U.S. and British intelligence have assessed that Forest Blizzard is “almost certainly” part of the Russian General Staff Main Intelligence Directorate, better known as the GRU.
Polish Cyber Command said on Sunday that it had detected “malicious actions against public and private entities.”
Relations between Poland and Russia further deteriorated following the Kremlin’s February 2022 invasion of Ukraine, and Poland acted as a staging ground for military aid and refugees. Former Russian President Dmitry Medvedev reportedly wrote on Sunday that Moscow considers Poland to be a “dangerous enemy” and warned that its actions could “could lead to the death of Polish statehood in its entirety.”

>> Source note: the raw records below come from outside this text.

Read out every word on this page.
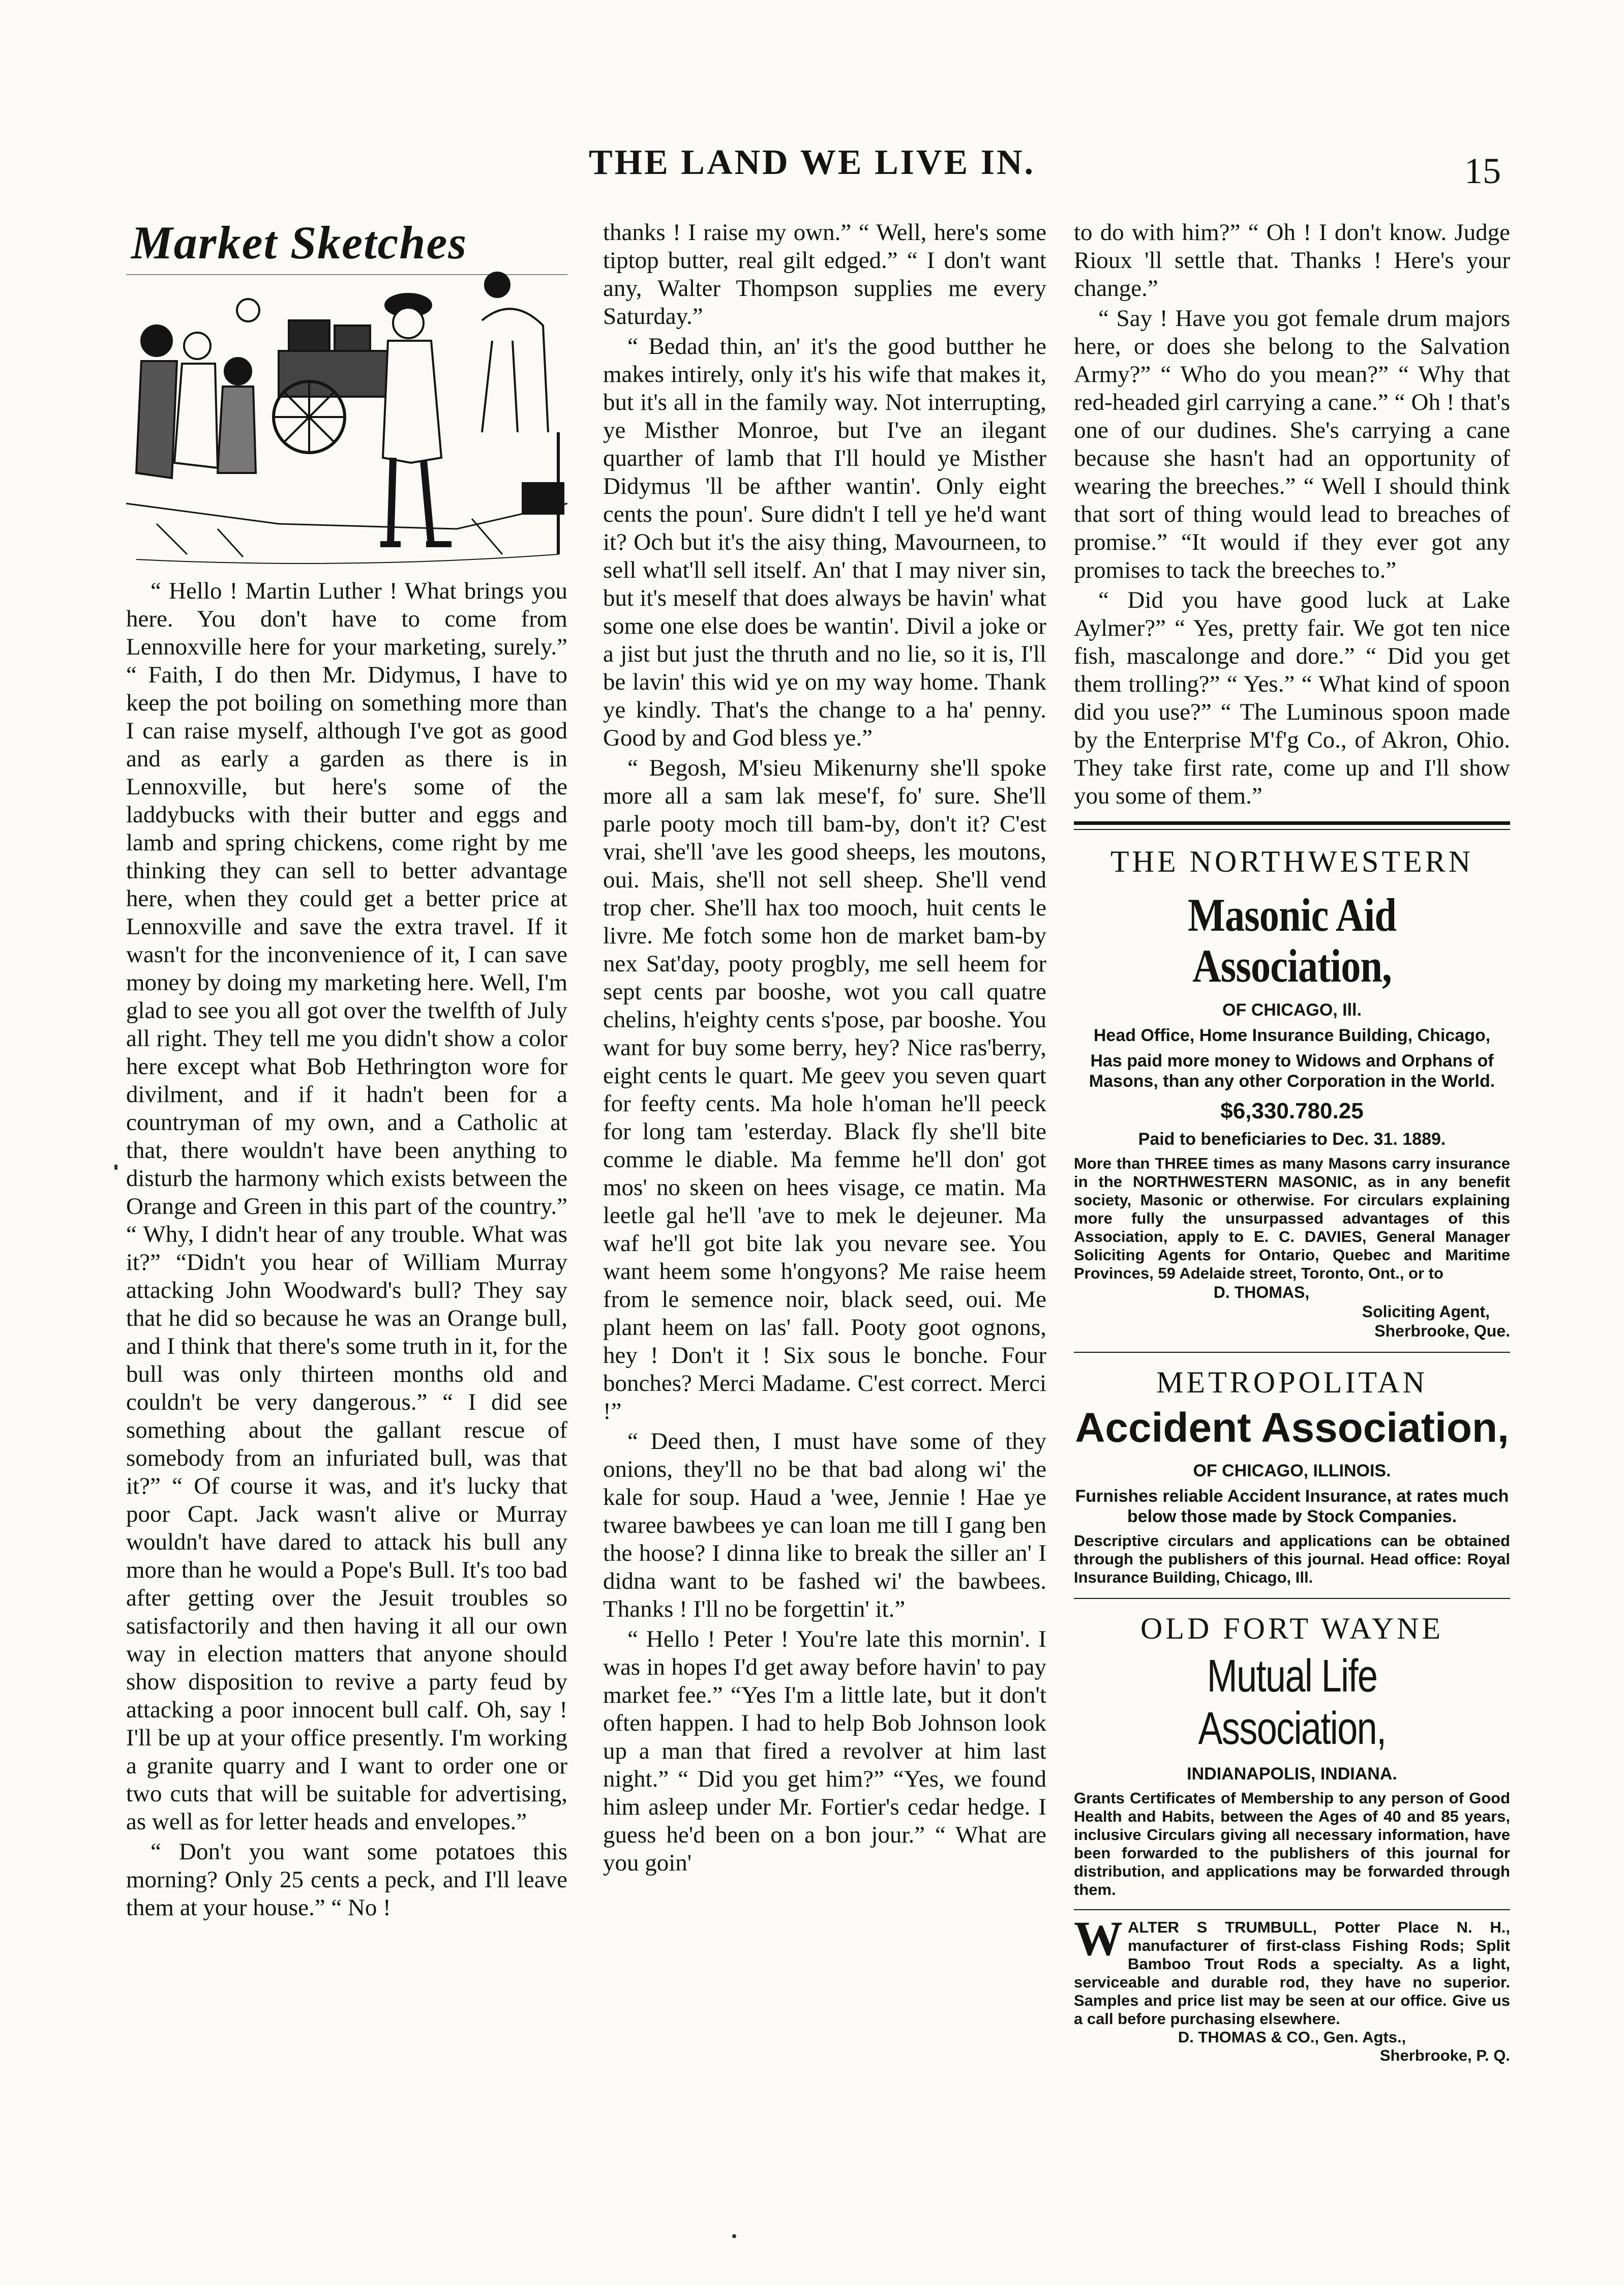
THE LAND WE LIVE IN.	15
Market Sketches

“ Hello ! Martin Luther ! What brings you here. You don't have to come from Lennoxville here for your marketing, surely.” “ Faith, I do then Mr. Didymus, I have to keep the pot boiling on something more than I can raise myself, although I've got as good and as early a garden as there is in Lennoxville, but here's some of the laddybucks with their butter and eggs and lamb and spring chickens, come right by me thinking they can sell to better advantage here, when they could get a better price at Lennoxville and save the extra travel. If it wasn't for the inconvenience of it, I can save money by doing my marketing here. Well, I'm glad to see you all got over the twelfth of July all right. They tell me you didn't show a color here except what Bob Hethrington wore for divilment, and if it hadn't been for a countryman of my own, and a Catholic at that, there wouldn't have been anything to disturb the harmony which exists between the Orange and Green in this part of the country.” “ Why, I didn't hear of any trouble. What was it?” “Didn't you hear of William Murray attacking John Woodward's bull? They say that he did so because he was an Orange bull, and I think that there's some truth in it, for the bull was only thirteen months old and couldn't be very dangerous.” “ I did see something about the gallant rescue of somebody from an infuriated bull, was that it?” “ Of course it was, and it's lucky that poor Capt. Jack wasn't alive or Murray wouldn't have dared to attack his bull any more than he would a Pope's Bull. It's too bad after getting over the Jesuit troubles so satisfactorily and then having it all our own way in election matters that anyone should show disposition to revive a party feud by attacking a poor innocent bull calf. Oh, say ! I'll be up at your office presently. I'm working a granite quarry and I want to order one or two cuts that will be suitable for advertising, as well as for letter heads and envelopes.”

“ Don't you want some potatoes this morning? Only 25 cents a peck, and I'll leave them at your house.” “ No !

thanks ! I raise my own.” “ Well, here's some tiptop butter, real gilt edged.” “ I don't want any, Walter Thompson supplies me every Saturday.”

“ Bedad thin, an' it's the good butther he makes intirely, only it's his wife that makes it, but it's all in the family way. Not interrupting, ye Misther Monroe, but I've an ilegant quarther of lamb that I'll hould ye Misther Didymus 'll be afther wantin'. Only eight cents the poun'. Sure didn't I tell ye he'd want it? Och but it's the aisy thing, Mavourneen, to sell what'll sell itself. An' that I may niver sin, but it's meself that does always be havin' what some one else does be wantin'. Divil a joke or a jist but just the thruth and no lie, so it is, I'll be lavin' this wid ye on my way home. Thank ye kindly. That's the change to a ha' penny. Good by and God bless ye.”

“ Begosh, M'sieu Mikenurny she'll spoke more all a sam lak mese'f, fo' sure. She'll parle pooty moch till bam-by, don't it? C'est vrai, she'll 'ave les good sheeps, les moutons, oui. Mais, she'll not sell sheep. She'll vend trop cher. She'll hax too mooch, huit cents le livre. Me fotch some hon de market bam-by nex Sat'day, pooty progbly, me sell heem for sept cents par booshe, wot you call quatre chelins, h'eighty cents s'pose, par booshe. You want for buy some berry, hey? Nice ras'berry, eight cents le quart. Me geev you seven quart for feefty cents. Ma hole h'oman he'll peeck for long tam 'esterday. Black fly she'll bite comme le diable. Ma femme he'll don' got mos' no skeen on hees visage, ce matin. Ma leetle gal he'll 'ave to mek le dejeuner. Ma waf he'll got bite lak you nevare see. You want heem some h'ongyons? Me raise heem from le semence noir, black seed, oui. Me plant heem on las' fall. Pooty goot ognons, hey ! Don't it ! Six sous le bonche. Four bonches? Merci Madame. C'est correct. Merci !”

“ Deed then, I must have some of they onions, they'll no be that bad along wi' the kale for soup. Haud a 'wee, Jennie ! Hae ye twaree bawbees ye can loan me till I gang ben the hoose? I dinna like to break the siller an' I didna want to be fashed wi' the bawbees. Thanks ! I'll no be forgettin' it.”

“ Hello ! Peter ! You're late this mornin'. I was in hopes I'd get away before havin' to pay market fee.” “Yes I'm a little late, but it don't often happen. I had to help Bob Johnson look up a man that fired a revolver at him last night.” “ Did you get him?” “Yes, we found him asleep under Mr. Fortier's cedar hedge. I guess he'd been on a bon jour.” “ What are you goin'

to do with him?” “ Oh ! I don't know. Judge Rioux 'll settle that. Thanks ! Here's your change.”

“ Say ! Have you got female drum majors here, or does she belong to the Salvation Army?” “ Who do you mean?” “ Why that red-headed girl carrying a cane.” “ Oh ! that's one of our dudines. She's carrying a cane because she hasn't had an opportunity of wearing the breeches.” “ Well I should think that sort of thing would lead to breaches of promise.” “It would if they ever got any promises to tack the breeches to.”

“ Did you have good luck at Lake Aylmer?” “ Yes, pretty fair. We got ten nice fish, mascalonge and dore.” “ Did you get them trolling?” “ Yes.” “ What kind of spoon did you use?” “ The Luminous spoon made by the Enterprise M'f'g Co., of Akron, Ohio. They take first rate, come up and I'll show you some of them.”

THE NORTHWESTERN
Masonic Aid Association,
OF CHICAGO, Ill.
Head Office, Home Insurance Building, Chicago,
Has paid more money to Widows and Orphans of Masons, than any other Corporation in the World.
$6,330.780.25
Paid to beneficiaries to Dec. 31. 1889.
More than THREE times as many Masons carry insurance in the NORTHWESTERN MASONIC, as in any benefit society, Masonic or otherwise. For circulars explaining more fully the unsurpassed advantages of this Association, apply to E. C. DAVIES, General Manager Soliciting Agents for Ontario, Quebec and Maritime Provinces, 59 Adelaide street, Toronto, Ont., or to
D. THOMAS,
Soliciting Agent,
Sherbrooke, Que.
METROPOLITAN
Accident Association,
OF CHICAGO, ILLINOIS.
Furnishes reliable Accident Insurance, at rates much below those made by Stock Companies.
Descriptive circulars and applications can be obtained through the publishers of this journal. Head office: Royal Insurance Building, Chicago, Ill.
OLD FORT WAYNE
Mutual Life Association,
INDIANAPOLIS, INDIANA.
Grants Certificates of Membership to any person of Good Health and Habits, between the Ages of 40 and 85 years, inclusive Circulars giving all necessary information, have been forwarded to the publishers of this journal for distribution, and applications may be forwarded through them.
W ALTER S TRUMBULL, Potter Place N. H., manufacturer of first-class Fishing Rods; Split Bamboo Trout Rods a specialty. As a light, serviceable and durable rod, they have no superior. Samples and price list may be seen at our office. Give us a call before purchasing elsewhere.
D. THOMAS & CO., Gen. Agts.,
Sherbrooke, P. Q.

The flaw, tracked as CVE-2023-23397, is a Microsoft Outlook elevation of privilege vulnerability that allows a remote, unauthenticated attacker to send a specially crafted email that leaks the targeted user’s hashed Windows account password, allowing the attacker to authenticate into other systems. This type of attack is known as Pass the Hash. Attackers are also using password-spraying attacks to gain access, a technique in which hackers attempt to log onto multiple accounts with the same password.
Polish Cyber Command said the hackers modify the permissions of high-value hacked Outlook inboxes to make messages visible to other Exchange group users as a way of maintaining access should they lose direct access. Hackers also use the Outlook API, Microsoft Exchange Web Services, to exfiltrate the contents of those high-value inboxes.
Microsoft patched the flaw in March. Threat intel firm Mandiant at the time warned that GRU hackers had been exploiting the vulnerability for nearly a year, deploying it against government agencies and logistics, oil, defense and transportation industries located in Poland, Ukraine, Romania and Turkey (see: Microsoft Fixes Russia-Exploited Zero-Day).